I took it as a challenge to avoid using Solve, which can be slower than a direct assault. If $a$ is the first number in the sum of consecutive positive integers, and $k$ is the count of integers summing to $n$, then $n=k*a+k(k-1)/2$. Solve this for $a=n/k-(k-1)/2$, with bounds $1 \le k \le {\rm Floor}[(\sqrt{8n+1}-1)/2]$. Consider the odd and even divisors of $n$ and $2n$, respectively, to give the following. This includes the $k=1$ case of the sum of one number, just $n$.
CoreyPartition[n_] := Block[{bound = Floor[(Sqrt[1 + 8 n] - 1)/2], oddk, evenk, k, e}, oddk = Pick[#,OddQ[#]] &[Pick[#, UnitStep[bound - #], 1]&[Divisors[n]]]; evenk = Pick[#, UnitStep[bound - #], 1] &[Divisors[2 n]]; e = IntegerExponent[n, 2]; evenk = Pick[evenk, IntegerExponent[evenk, 2], 1 + e]; k = Reverse[Sort[Join[oddk, evenk]]]; Transpose[{n/k - (k - 1)/2, n/k + (k - 1)/2}]] A slight modification to f[n] for cases with no solution, such as $n=1,2,4,8,\ldots$.

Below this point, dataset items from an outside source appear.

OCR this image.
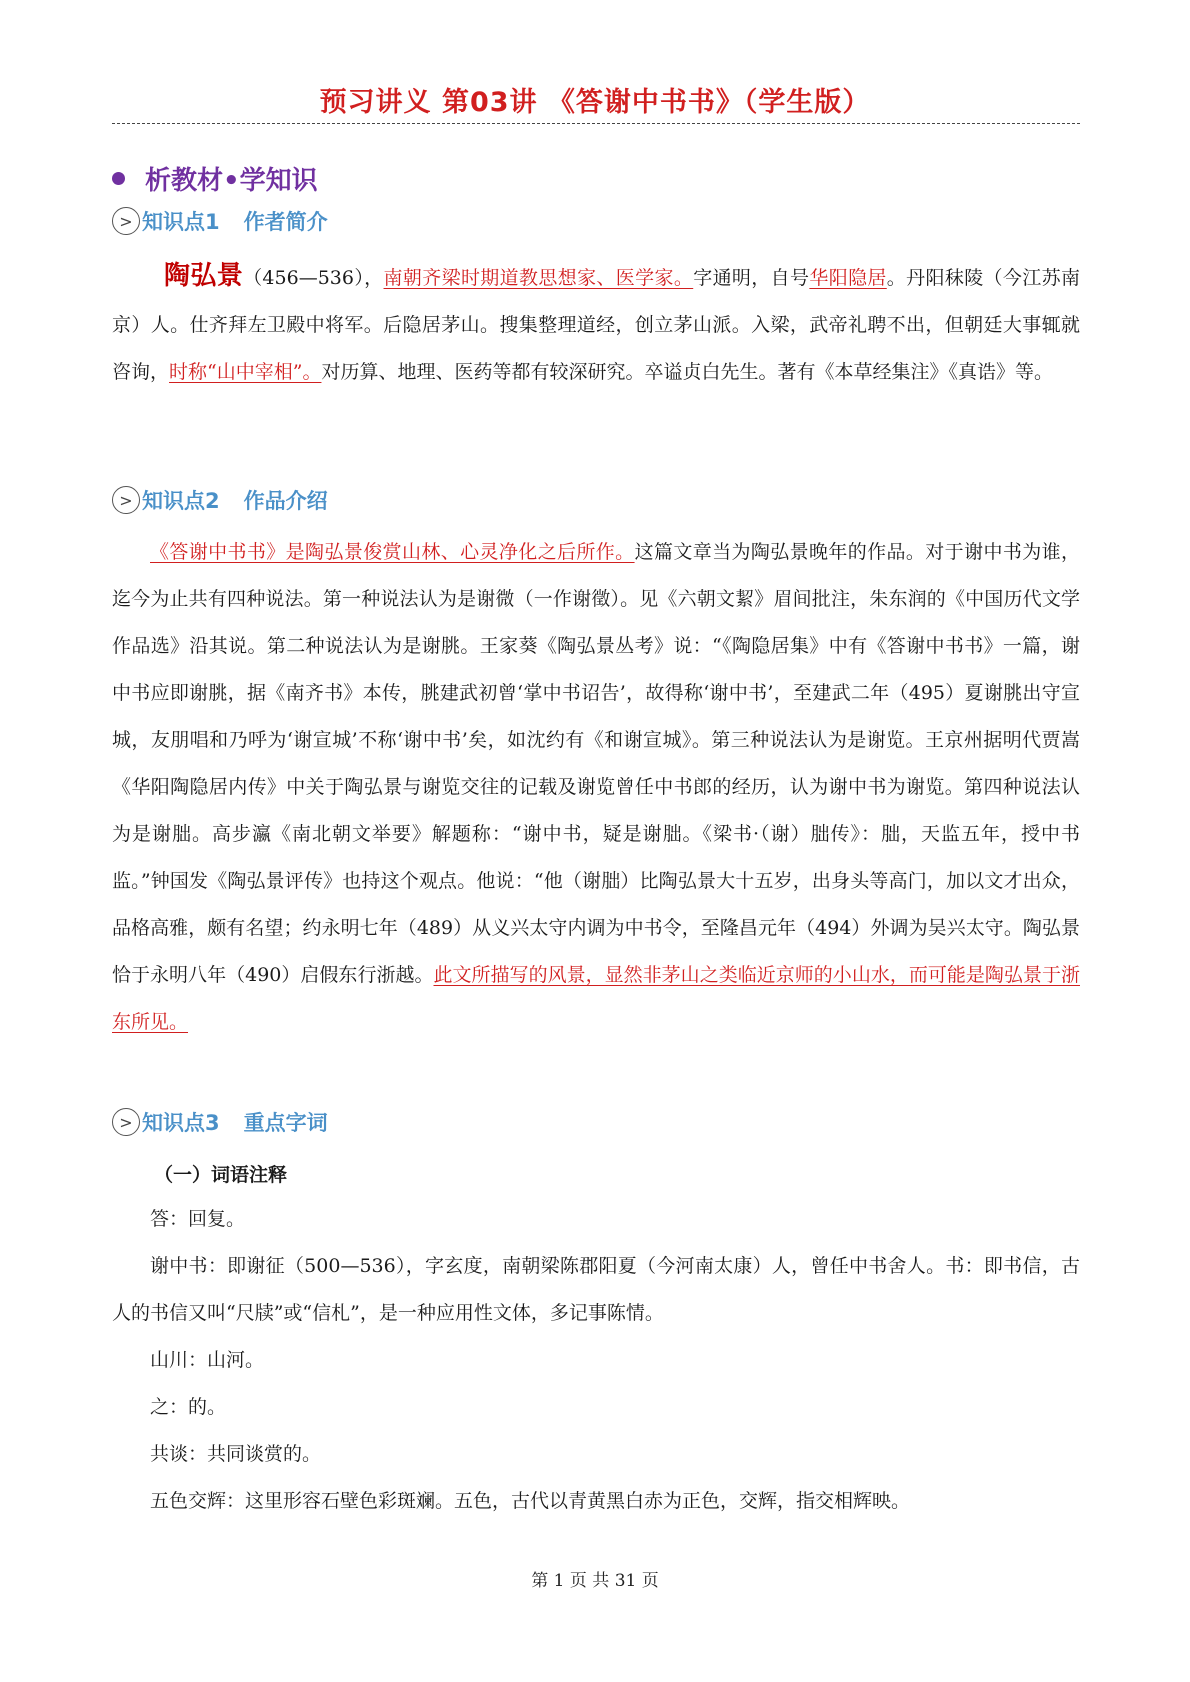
预习讲义 第03讲 《答谢中书书》（学生版）
析教材•学知识
> 知识点1 作者简介

陶弘景（456—536），南朝齐梁时期道教思想家、医学家。字通明，自号华阳隐居。丹阳秣陵（今江苏南京）人。仕齐拜左卫殿中将军。后隐居茅山。搜集整理道经，创立茅山派。入梁，武帝礼聘不出，但朝廷大事辄就咨询，时称“山中宰相”。对历算、地理、医药等都有较深研究。卒谥贞白先生。著有《本草经集注》《真诰》等。

> 知识点2 作品介绍

《答谢中书书》是陶弘景俊赏山林、心灵净化之后所作。这篇文章当为陶弘景晚年的作品。对于谢中书为谁，迄今为止共有四种说法。第一种说法认为是谢微（一作谢徵）。见《六朝文絜》眉间批注，朱东润的《中国历代文学作品选》沿其说。第二种说法认为是谢朓。王家葵《陶弘景丛考》说：“《陶隐居集》中有《答谢中书书》一篇，谢中书应即谢朓，据《南齐书》本传，朓建武初曾‘掌中书诏告’，故得称‘谢中书’，至建武二年（495）夏谢朓出守宣城，友朋唱和乃呼为‘谢宣城’不称‘谢中书’矣，如沈约有《和谢宣城》。第三种说法认为是谢览。王京州据明代贾嵩《华阳陶隐居内传》中关于陶弘景与谢览交往的记载及谢览曾任中书郎的经历，认为谢中书为谢览。第四种说法认为是谢朏。高步瀛《南北朝文举要》解题称：“谢中书，疑是谢朏。《梁书·（谢）朏传》：朏，天监五年，授中书监。”钟国发《陶弘景评传》也持这个观点。他说：“他（谢朏）比陶弘景大十五岁，出身头等高门，加以文才出众，品格高雅，颇有名望；约永明七年（489）从义兴太守内调为中书令，至隆昌元年（494）外调为吴兴太守。陶弘景恰于永明八年（490）启假东行浙越。此文所描写的风景，显然非茅山之类临近京师的小山水，而可能是陶弘景于浙东所见。

> 知识点3 重点字词
（一）词语注释

答：回复。

谢中书：即谢征（500—536），字玄度，南朝梁陈郡阳夏（今河南太康）人，曾任中书舍人。书：即书信，古人的书信又叫“尺牍”或“信札”，是一种应用性文体，多记事陈情。

山川：山河。

之：的。

共谈：共同谈赏的。

五色交辉：这里形容石壁色彩斑斓。五色，古代以青黄黑白赤为正色，交辉，指交相辉映。

第 1 页 共 31 页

f[n_] := If[# == {}, {}, {a, b} /. #]&[ Solve[(a + b) (b - a + 1)/2 == n && 0 < a < n && 0 < b < n, {a, b}, Integers]] The two solutions agree, for example:
Sum[Total[Most[CoreyPartition[n]] - f[n]], {n, 1, 200}] However, testing with large integers such as n=10^40 showed CoreyPartition[n] was over 200 times faster.
Update
Given DivisorPairs from Mr.Wizard:
DivisorPairs[n_] := Thread[{#, Reverse[#]}][[ ;; Ceiling[Length[#]/2]]] &[Divisors[n]] there is the following one-liner which is twice as fast as CoreyPartition.
CoreyFastPartition[n_] := Reverse[Pick[#, Total[Mod[#, 4], {2}], 2]] &[ DivisorPairs[8 n]] /. {r_Integer, s_Integer} -> {(s - r + 2)/4, (s + r - 2)/4} This code returns the trivial solution {n,n}, which may be removed with Most.